Gelet op de woonsituatie op het brp-adres was de toestemming van de hoofdbewoonster voldoende voor het ten aanzien van appellant rechtmatig binnentreden in de woning. Dat geldt ook voor de kamer die als kamer van appellante is getoond. Deze kamer was, gelet op wat daar is aangetroffen en wat daarover is verklaard, niet bestemd tot het exclusief woongebruik van appellante. Dat de kamer een deur heeft maakt dit niet anders. Een en ander brengt dan ook mee dat wat op die kamer is waargenomen en wat daar door de hoofdbewoonster is verklaard, niet als onrechtmatig verkregen bewijs buiten beschouwing hoeft te worden gelaten.
4.2.
De Raad onderschrijft het oordeel van de rechtbank, en op hoofdlijnen de daartoe gegeven overwegingen, dat het door de controleurs opgemaakte rapport en de verklaring van de hoofdbewoonster de minister voldoende feitelijke grondslag boden voor de herziening.
4.3.
Het in hoger beroep herhaalde betoog dat op het moment van het huisbezoek allerlei persoonlijke zaken van appellante in de woning op het brp-adres aanwezig waren, zoals schoenen, slippers en vesten in de garderobekast in de hal, verzorgingsspullen en een badjas in de badkamer en een laptop en laptoptas in de woonkamer, treft geen doel. Dit betoog is in strijd met de verklaring van de hoofdbewoonster tijdens het huisbezoek dat er, behalve enkele broeken, geen spullen van appellante in de woning lagen. Gelet hierop bestond er, zoals de rechtbank terecht heeft overwogen, voor de controleurs geen enkele aanleiding tot verder onderzoek in de woning en het nemen van foto’s in andere vertrekken op het brp-adres.

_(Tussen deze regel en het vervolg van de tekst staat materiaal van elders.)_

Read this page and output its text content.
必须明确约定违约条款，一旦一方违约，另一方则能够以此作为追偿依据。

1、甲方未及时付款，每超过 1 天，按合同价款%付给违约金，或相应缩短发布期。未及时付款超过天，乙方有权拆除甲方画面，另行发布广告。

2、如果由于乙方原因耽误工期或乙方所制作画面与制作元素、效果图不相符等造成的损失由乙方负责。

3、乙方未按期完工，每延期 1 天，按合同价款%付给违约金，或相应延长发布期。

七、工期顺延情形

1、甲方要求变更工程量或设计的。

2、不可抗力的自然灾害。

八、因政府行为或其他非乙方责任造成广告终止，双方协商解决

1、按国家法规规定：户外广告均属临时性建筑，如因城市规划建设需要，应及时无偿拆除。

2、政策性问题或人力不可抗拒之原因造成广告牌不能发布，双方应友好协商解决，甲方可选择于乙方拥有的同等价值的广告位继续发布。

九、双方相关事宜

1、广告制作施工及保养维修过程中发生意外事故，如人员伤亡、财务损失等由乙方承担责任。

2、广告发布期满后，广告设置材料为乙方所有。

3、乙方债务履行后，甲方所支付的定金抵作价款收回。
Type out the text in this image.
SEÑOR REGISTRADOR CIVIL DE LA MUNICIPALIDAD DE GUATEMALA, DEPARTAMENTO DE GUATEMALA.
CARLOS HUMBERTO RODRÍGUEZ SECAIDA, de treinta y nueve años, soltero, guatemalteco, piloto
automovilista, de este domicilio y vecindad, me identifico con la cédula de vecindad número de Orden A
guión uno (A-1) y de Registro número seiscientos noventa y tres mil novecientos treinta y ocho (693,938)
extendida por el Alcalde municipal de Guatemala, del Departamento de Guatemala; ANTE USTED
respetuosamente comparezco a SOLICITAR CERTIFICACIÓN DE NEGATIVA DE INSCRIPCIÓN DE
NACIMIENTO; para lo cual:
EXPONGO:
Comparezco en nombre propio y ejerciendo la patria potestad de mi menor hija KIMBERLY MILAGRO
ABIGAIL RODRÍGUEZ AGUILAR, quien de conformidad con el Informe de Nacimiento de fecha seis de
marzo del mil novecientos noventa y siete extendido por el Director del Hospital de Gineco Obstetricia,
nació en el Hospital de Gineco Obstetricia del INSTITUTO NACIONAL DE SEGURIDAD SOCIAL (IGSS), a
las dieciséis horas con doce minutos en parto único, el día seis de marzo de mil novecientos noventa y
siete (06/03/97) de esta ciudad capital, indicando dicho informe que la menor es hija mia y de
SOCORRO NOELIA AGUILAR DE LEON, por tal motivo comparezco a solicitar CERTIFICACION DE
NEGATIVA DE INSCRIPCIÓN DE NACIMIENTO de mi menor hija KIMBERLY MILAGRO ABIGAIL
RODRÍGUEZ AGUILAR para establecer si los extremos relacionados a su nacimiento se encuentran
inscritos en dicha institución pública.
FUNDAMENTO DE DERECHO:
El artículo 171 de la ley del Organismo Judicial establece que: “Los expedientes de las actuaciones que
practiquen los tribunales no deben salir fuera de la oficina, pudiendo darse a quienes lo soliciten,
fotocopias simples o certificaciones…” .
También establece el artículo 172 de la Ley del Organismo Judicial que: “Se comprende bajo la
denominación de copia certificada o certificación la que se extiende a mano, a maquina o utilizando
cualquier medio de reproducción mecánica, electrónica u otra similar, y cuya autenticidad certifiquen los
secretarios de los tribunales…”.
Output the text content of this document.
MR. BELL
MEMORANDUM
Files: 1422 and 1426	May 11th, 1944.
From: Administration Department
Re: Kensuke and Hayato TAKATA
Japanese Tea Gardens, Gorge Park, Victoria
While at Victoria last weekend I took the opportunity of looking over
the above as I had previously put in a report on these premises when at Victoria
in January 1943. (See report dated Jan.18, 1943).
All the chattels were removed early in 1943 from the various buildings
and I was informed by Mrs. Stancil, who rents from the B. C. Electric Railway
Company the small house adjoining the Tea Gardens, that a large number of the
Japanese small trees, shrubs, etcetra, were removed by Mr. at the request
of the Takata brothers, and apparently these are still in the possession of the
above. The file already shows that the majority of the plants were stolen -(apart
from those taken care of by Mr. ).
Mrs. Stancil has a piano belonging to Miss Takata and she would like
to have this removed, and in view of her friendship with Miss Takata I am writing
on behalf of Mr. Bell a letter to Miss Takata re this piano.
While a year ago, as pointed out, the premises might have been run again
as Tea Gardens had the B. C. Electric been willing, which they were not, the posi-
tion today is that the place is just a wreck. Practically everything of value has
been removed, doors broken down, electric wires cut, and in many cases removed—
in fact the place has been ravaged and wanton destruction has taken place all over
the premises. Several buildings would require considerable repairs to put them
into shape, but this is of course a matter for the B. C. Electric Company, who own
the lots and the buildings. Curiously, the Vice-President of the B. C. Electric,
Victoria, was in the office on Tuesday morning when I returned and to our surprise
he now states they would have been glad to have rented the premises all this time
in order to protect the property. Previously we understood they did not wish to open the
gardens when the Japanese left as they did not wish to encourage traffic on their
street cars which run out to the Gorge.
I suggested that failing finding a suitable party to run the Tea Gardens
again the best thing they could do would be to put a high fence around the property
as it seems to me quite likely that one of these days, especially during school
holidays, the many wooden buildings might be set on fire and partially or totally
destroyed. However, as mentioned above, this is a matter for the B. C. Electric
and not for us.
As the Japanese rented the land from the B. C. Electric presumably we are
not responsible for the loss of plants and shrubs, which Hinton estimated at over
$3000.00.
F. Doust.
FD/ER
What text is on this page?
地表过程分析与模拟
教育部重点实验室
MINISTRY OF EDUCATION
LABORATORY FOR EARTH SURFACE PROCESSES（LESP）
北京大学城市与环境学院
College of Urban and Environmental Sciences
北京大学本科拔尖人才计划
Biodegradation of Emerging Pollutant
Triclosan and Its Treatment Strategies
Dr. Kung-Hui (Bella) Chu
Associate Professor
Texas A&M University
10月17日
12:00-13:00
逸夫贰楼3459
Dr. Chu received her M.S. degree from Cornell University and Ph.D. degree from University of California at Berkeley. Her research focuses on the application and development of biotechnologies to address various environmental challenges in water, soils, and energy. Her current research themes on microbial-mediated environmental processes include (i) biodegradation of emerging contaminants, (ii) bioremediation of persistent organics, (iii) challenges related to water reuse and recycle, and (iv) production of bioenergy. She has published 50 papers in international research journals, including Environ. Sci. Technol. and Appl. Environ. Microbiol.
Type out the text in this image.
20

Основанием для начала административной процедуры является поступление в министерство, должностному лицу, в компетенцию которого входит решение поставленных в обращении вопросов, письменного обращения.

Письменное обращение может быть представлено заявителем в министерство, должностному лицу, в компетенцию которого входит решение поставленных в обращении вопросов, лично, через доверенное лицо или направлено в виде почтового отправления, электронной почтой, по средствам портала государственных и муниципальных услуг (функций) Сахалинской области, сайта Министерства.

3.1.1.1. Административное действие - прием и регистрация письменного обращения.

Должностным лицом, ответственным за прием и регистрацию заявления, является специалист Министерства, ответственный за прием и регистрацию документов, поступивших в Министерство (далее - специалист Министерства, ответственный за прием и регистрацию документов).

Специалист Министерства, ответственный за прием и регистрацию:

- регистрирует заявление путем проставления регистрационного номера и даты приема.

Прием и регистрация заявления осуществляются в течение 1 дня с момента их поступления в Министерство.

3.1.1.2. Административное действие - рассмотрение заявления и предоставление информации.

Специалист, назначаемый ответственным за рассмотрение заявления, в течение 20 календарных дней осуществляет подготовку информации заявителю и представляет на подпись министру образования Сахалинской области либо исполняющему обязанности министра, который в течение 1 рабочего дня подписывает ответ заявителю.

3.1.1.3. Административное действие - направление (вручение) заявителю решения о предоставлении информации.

De omstandigheid dat de hoofdbewoonster in hoger beroep van haar verklaring is teruggekomen en nader heeft verklaard dat zij de hierboven genoemde zaken als toebehorend aan appellante aan de controleurs heeft gemeld én getoond, geeft geen aanleiding voor een ander oordeel. Deze in hoger beroep gegeven verklaring is ongeloofwaardig. Dit gelet op het stadium waarin deze andersluidende verklaring is afgelegd en tevens omdat deze verklaring niet rijmt met het ter zitting in beroep ingenomen standpunt dat de controleurs niet in de woonkamer of de badkamer zijn geweest.
4.4.
Uit 4.1 tot en met 4.3 volgt dat het hoger beroep niet slaagt en dat de aangevallen uitspraak moet worden bevestigd.
5. Voor een veroordeling in de proceskosten bestaat geen aanleiding.

BESLISSING

De Centrale Raad van Beroep bevestigt de aangevallen uitspraak.
Deze uitspraak is gedaan door J. Brand, in tegenwoordigheid van P.B. van Onzenoort als griffier. De beslissing is uitgesproken in het openbaar op 16 januari 2019.